19 August 1980:  Saudia Flight 163, a Lockheed L-1011-200 operated by Saudia from Quaid-e-Azam International Airport in Karachi, Pakistan to Jeddah International Airport in Saudi Arabia via Riyadh, suffered a fire just after takeoff from Riyadh. However, due to poor coordination and inexperience, the crew used the entire length of runway 01 instead of performing an emergency stop, and parked on a taxiway at the end of the runway.  Additionally, the crew failed to switch off the engines immediately after coming to a stop, preventing firefighters from approaching.  The engines were shut down three minutes later, but no evacuation was attempted (likely due to the crew and passengers being either incapacitated or dead from smoke inhalation) and firefighters were unable to gain access into the interior of the aircraft for an additional 23 minutes.  The aircraft burst into flames three minutes after firefighter entry, and all 301 persons aboard died.  This was the most lethal accident involving an L-1011 and the deadliest aviation accident in Saudi Arabia as of 2021.

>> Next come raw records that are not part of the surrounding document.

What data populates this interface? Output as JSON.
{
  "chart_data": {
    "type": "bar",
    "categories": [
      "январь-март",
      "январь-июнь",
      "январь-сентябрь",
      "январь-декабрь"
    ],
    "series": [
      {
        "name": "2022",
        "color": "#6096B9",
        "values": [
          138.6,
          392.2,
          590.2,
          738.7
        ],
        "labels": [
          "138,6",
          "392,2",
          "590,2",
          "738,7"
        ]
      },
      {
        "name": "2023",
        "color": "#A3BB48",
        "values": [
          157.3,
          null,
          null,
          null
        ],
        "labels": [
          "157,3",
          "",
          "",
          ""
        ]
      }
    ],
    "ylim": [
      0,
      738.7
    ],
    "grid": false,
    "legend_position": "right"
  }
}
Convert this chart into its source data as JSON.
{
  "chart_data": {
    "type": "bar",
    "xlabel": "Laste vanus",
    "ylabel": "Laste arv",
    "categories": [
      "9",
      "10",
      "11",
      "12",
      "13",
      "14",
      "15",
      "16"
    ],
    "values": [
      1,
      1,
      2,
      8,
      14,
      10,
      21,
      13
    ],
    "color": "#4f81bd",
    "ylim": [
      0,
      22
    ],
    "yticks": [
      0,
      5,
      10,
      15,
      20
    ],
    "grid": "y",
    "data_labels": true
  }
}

24 February 1985:  An RSAF KC-130H Hercules aerial refueling tanker was too high when approaching the airport's runway 01. The air traffic controller on duty requested that the aircraft make a 360-degree turn to decrease speed and altitude. However, the pilot instead decided to lose altitude by side-slipping, and the shifting of the fuel load caused the pilot to lose control and crash just short of the runway. All eight crew members died.